Dass es bei den Bahnhöfen viel zu tun gibt, wird keiner bestreiten, der in Deutschland unterwegs ist. Vor allem in kleineren Städten und Dörfern, die nicht an den Hauptachsen liegen, sieht es gruselig aus. Scherben und Uringestank begrüßen die Fahrgäste, der Fahrkartenschalter ist seit Jahren dicht. „Der erste Eindruck zählt – wenn der schon nicht anständig ist, wie wird denn dann der Rest wahrgenommen“, sagt Heike Moll. Die Bahn hat und will in den kommenden Jahren viel Geld in die Bahnhöfe stecken. Die Betriebsrätin fürchtet, dass die Kollegen von den Gleisen einen Teil davon abzwacken.
Anders als die EVG hat die Lokführergewerkschaft GDL mit ihrem streitbaren Vorsitzenden Claus Weselsky sogar die Aufspaltung der Bahn unterstützt. Seine Gegner warfen Weselsky vor, nur an die eigenen Interessen zu denken. Fielen die Netze aus dem Konzern, stiege der Einfluss der GDL, in der hauptsächlich Lokführer organisiert sind.

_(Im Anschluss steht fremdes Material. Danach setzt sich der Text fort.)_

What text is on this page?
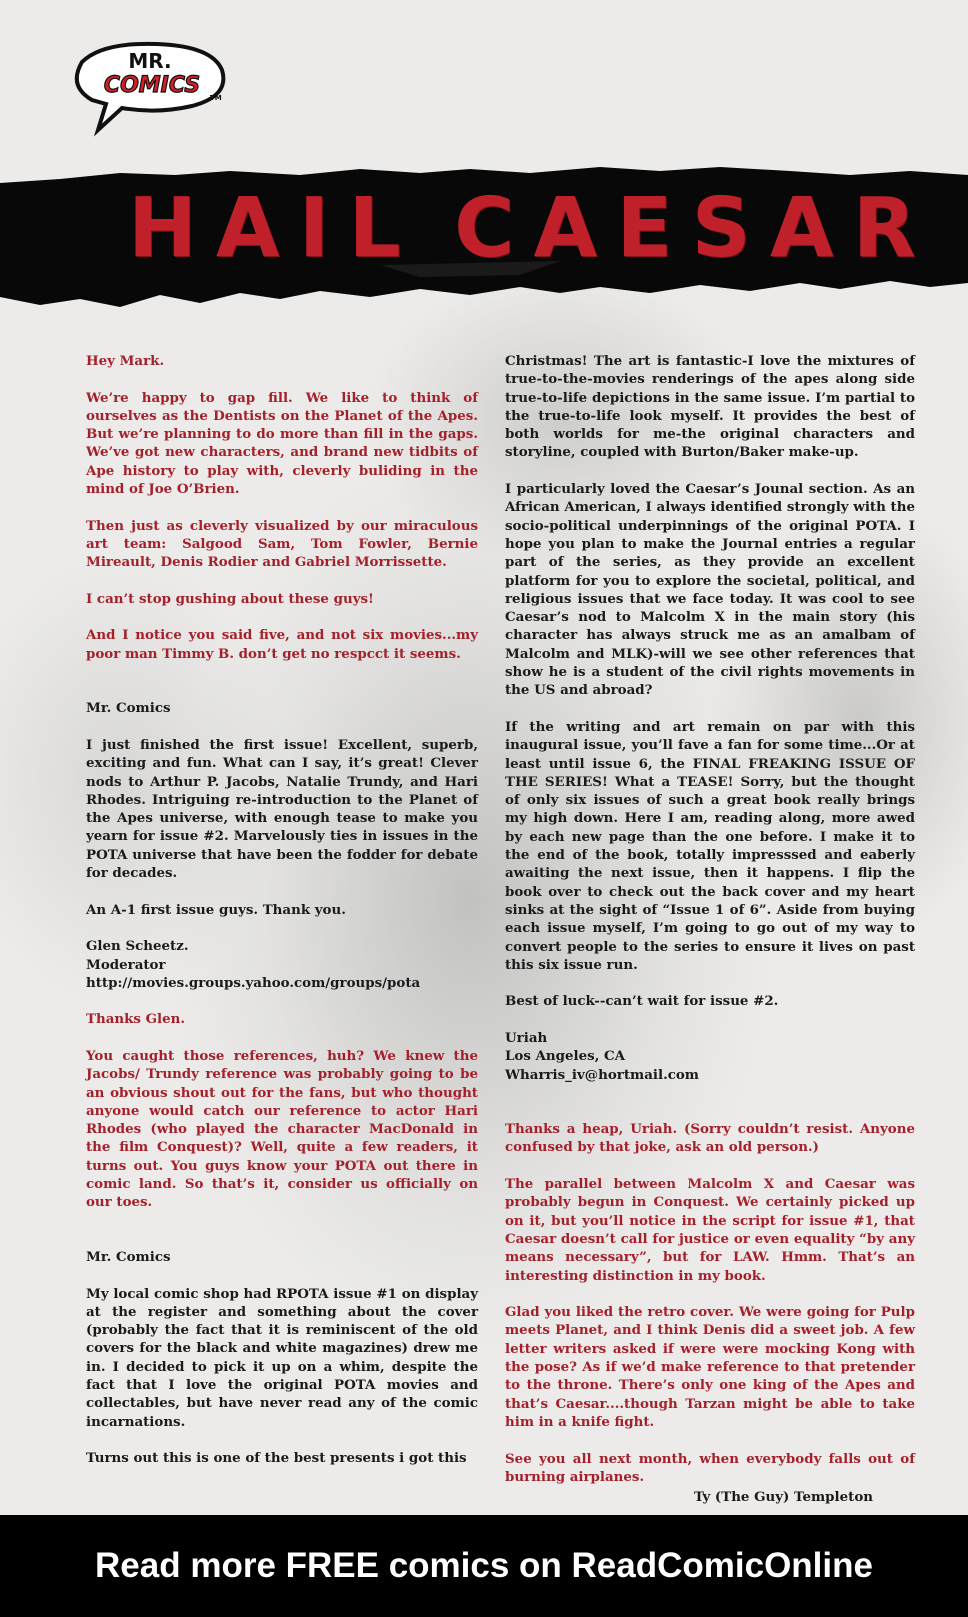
MR.
COMICS TM
H A I L C A E S A R

Hey Mark.

We’re happy to gap fill. We like to think of ourselves as the Dentists on the Planet of the Apes. But we’re planning to do more than fill in the gaps. We’ve got new characters, and brand new tidbits of Ape history to play with, cleverly buliding in the mind of Joe O’Brien.

Then just as cleverly visualized by our miraculous art team: Salgood Sam, Tom Fowler, Bernie Mireault, Denis Rodier and Gabriel Morrissette.

I can’t stop gushing about these guys!

And I notice you said five, and not six movies...my poor man Timmy B. don’t get no respcct it seems.

Mr. Comics

I just finished the first issue! Excellent, superb, exciting and fun. What can I say, it’s great! Clever nods to Arthur P. Jacobs, Natalie Trundy, and Hari Rhodes. Intriguing re-introduction to the Planet of the Apes universe, with enough tease to make you yearn for issue #2. Marvelously ties in issues in the POTA universe that have been the fodder for debate for decades.

An A-1 first issue guys. Thank you.

Glen Scheetz.
Moderator
http://movies.groups.yahoo.com/groups/pota

Thanks Glen.

You caught those references, huh? We knew the Jacobs/ Trundy reference was probably going to be an obvious shout out for the fans, but who thought anyone would catch our reference to actor Hari Rhodes (who played the character MacDonald in the film Conquest)? Well, quite a few readers, it turns out. You guys know your POTA out there in comic land. So that’s it, consider us officially on our toes.

Mr. Comics

My local comic shop had RPOTA issue #1 on display at the register and something about the cover (probably the fact that it is reminiscent of the old covers for the black and white magazines) drew me in. I decided to pick it up on a whim, despite the fact that I love the original POTA movies and collectables, but have never read any of the comic incarnations.

Turns out this is one of the best presents i got this

Christmas! The art is fantastic-I love the mixtures of true-to-the-movies renderings of the apes along side true-to-life depictions in the same issue. I’m partial to the true-to-life look myself. It provides the best of both worlds for me-the original characters and storyline, coupled with Burton/Baker make-up.

I particularly loved the Caesar’s Jounal section. As an African American, I always identified strongly with the socio-political underpinnings of the original POTA. I hope you plan to make the Journal entries a regular part of the series, as they provide an excellent platform for you to explore the societal, political, and religious issues that we face today. It was cool to see Caesar’s nod to Malcolm X in the main story (his character has always struck me as an amalbam of Malcolm and MLK)-will we see other references that show he is a student of the civil rights movements in the US and abroad?

If the writing and art remain on par with this inaugural issue, you’ll fave a fan for some time...Or at least until issue 6, the FINAL FREAKING ISSUE OF THE SERIES! What a TEASE! Sorry, but the thought of only six issues of such a great book really brings my high down. Here I am, reading along, more awed by each new page than the one before. I make it to the end of the book, totally impresssed and eaberly awaiting the next issue, then it happens. I flip the book over to check out the back cover and my heart sinks at the sight of “Issue 1 of 6”. Aside from buying each issue myself, I’m going to go out of my way to convert people to the series to ensure it lives on past this six issue run.

Best of luck--can’t wait for issue #2.

Uriah
Los Angeles, CA
Wharris_iv@hortmail.com

Thanks a heap, Uriah. (Sorry couldn’t resist. Anyone confused by that joke, ask an old person.)

The parallel between Malcolm X and Caesar was probably begun in Conquest. We certainly picked up on it, but you’ll notice in the script for issue #1, that Caesar doesn’t call for justice or even equality “by any means necessary”, but for LAW. Hmm. That’s an interesting distinction in my book.

Glad you liked the retro cover. We were going for Pulp meets Planet, and I think Denis did a sweet job. A few letter writers asked if were were mocking Kong with the pose? As if we’d make reference to that pretender to the throne. There’s only one king of the Apes and that’s Caesar....though Tarzan might be able to take him in a knife fight.

See you all next month, when everybody falls out of burning airplanes.

Ty (The Guy) Templeton
Read more FREE comics on ReadComicOnline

Der Bahnaktivist Winfried Wolf vom Netzwerk „Bahn für alle“spart sonst nicht mit Kritik an der deutschen Eisenbahnpolitik. Die Idee, Netze und Bahnhöfe zu vermählen, hält er aber für klug. „Das ist gut, das könnte eine sinnvolle Sache sein“, sagt Wolf. Damit es gut wird, müsste nach seiner Einschätzung aber die Gewinnabführung an den Konzern gestoppt werden und die Beträge dort verbleiben.

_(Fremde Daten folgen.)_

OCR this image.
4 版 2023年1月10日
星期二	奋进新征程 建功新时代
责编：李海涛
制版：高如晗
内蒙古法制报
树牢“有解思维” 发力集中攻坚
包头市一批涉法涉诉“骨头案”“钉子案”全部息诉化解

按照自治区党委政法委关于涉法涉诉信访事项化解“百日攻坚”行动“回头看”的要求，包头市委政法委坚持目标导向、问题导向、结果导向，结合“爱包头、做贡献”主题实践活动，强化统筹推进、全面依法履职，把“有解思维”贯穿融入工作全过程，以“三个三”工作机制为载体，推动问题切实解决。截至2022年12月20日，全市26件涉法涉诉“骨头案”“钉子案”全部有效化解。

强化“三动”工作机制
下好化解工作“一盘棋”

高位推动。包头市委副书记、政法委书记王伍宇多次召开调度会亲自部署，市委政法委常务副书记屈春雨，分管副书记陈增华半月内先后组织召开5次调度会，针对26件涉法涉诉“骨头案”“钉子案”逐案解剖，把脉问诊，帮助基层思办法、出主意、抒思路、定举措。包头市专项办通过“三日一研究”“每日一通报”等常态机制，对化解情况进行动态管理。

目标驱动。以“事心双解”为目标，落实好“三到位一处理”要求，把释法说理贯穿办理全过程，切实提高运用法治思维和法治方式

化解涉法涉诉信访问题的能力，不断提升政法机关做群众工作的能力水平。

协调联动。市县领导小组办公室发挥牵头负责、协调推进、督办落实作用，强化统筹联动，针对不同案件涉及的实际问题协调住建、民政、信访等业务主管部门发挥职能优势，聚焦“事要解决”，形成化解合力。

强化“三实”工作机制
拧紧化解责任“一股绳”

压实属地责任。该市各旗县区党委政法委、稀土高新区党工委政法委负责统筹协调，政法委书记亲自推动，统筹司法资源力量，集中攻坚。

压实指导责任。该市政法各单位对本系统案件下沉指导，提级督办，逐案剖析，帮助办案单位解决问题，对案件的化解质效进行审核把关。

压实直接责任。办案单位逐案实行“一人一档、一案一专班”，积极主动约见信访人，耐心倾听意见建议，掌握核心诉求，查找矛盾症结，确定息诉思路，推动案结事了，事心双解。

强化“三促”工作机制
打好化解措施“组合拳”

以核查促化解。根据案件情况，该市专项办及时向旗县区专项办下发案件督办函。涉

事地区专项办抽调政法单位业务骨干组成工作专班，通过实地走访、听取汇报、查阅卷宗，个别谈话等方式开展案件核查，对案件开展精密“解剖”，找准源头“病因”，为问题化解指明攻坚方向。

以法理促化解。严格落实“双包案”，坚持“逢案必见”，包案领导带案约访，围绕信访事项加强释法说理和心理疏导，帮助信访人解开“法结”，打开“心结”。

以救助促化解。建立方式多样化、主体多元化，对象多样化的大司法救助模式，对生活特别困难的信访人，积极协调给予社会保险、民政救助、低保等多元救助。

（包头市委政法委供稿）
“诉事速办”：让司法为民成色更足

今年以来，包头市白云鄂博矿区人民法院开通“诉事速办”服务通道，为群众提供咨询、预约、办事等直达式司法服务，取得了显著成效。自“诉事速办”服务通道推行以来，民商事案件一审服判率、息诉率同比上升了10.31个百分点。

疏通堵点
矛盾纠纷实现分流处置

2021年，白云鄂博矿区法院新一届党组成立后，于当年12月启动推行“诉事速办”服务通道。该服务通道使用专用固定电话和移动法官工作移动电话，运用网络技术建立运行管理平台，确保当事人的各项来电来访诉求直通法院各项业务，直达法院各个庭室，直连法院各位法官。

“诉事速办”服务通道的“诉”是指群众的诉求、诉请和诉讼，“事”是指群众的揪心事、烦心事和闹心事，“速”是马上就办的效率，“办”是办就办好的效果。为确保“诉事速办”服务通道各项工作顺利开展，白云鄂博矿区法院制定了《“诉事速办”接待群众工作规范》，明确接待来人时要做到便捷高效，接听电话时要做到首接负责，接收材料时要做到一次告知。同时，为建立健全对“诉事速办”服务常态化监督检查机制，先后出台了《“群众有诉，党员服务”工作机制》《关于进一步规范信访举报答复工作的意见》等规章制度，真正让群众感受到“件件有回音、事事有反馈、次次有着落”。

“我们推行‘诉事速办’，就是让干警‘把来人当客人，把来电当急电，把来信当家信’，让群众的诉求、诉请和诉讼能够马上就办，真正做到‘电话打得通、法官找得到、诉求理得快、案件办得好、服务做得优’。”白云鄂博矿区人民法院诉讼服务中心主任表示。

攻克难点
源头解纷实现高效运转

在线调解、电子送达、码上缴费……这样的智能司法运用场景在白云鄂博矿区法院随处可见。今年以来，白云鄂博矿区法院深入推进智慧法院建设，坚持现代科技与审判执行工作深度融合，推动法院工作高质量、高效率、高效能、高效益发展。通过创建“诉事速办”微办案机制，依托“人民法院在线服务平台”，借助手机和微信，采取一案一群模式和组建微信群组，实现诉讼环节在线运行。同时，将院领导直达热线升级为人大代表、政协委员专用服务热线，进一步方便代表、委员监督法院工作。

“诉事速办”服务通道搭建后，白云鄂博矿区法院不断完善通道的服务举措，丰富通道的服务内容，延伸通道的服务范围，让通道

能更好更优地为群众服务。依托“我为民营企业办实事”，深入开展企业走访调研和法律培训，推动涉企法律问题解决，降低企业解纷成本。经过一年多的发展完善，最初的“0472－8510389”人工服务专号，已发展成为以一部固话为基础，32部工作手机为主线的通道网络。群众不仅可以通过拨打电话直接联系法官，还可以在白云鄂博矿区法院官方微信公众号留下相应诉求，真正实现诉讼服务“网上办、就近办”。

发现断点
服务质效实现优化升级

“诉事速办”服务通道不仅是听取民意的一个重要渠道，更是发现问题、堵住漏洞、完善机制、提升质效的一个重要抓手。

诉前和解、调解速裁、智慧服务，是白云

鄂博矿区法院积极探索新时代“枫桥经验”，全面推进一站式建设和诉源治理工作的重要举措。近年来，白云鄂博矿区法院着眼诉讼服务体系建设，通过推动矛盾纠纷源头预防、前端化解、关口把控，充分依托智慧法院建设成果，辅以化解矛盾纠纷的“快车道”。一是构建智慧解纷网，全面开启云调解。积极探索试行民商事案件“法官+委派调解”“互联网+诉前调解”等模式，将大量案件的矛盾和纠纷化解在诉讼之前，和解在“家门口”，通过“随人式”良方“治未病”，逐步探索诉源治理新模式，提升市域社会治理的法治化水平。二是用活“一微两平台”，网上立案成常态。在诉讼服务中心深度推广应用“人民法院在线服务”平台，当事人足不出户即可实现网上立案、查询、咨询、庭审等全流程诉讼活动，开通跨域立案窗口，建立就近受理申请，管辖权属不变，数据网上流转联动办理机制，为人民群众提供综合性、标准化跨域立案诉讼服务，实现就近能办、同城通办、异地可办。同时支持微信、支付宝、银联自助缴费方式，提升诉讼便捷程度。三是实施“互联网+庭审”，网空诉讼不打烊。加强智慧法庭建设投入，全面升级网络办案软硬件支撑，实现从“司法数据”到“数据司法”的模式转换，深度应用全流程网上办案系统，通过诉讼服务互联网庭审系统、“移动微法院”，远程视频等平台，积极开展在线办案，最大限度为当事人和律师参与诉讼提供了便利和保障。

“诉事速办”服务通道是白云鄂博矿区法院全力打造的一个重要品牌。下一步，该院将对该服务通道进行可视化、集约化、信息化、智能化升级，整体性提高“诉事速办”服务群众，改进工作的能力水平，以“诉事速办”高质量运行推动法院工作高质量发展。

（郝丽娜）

Die Bundesregierung steckt in dem Dilemma, dass sie einerseits das Dickicht ihres Staatsbetriebes mit seinen 700 Töchtern lichten will, andererseits genau dieser Eingriff das Unternehmen auf Jahre noch langsamer machen könnte.
Die Deutsche Bahn schreibt weiter hohe Verluste.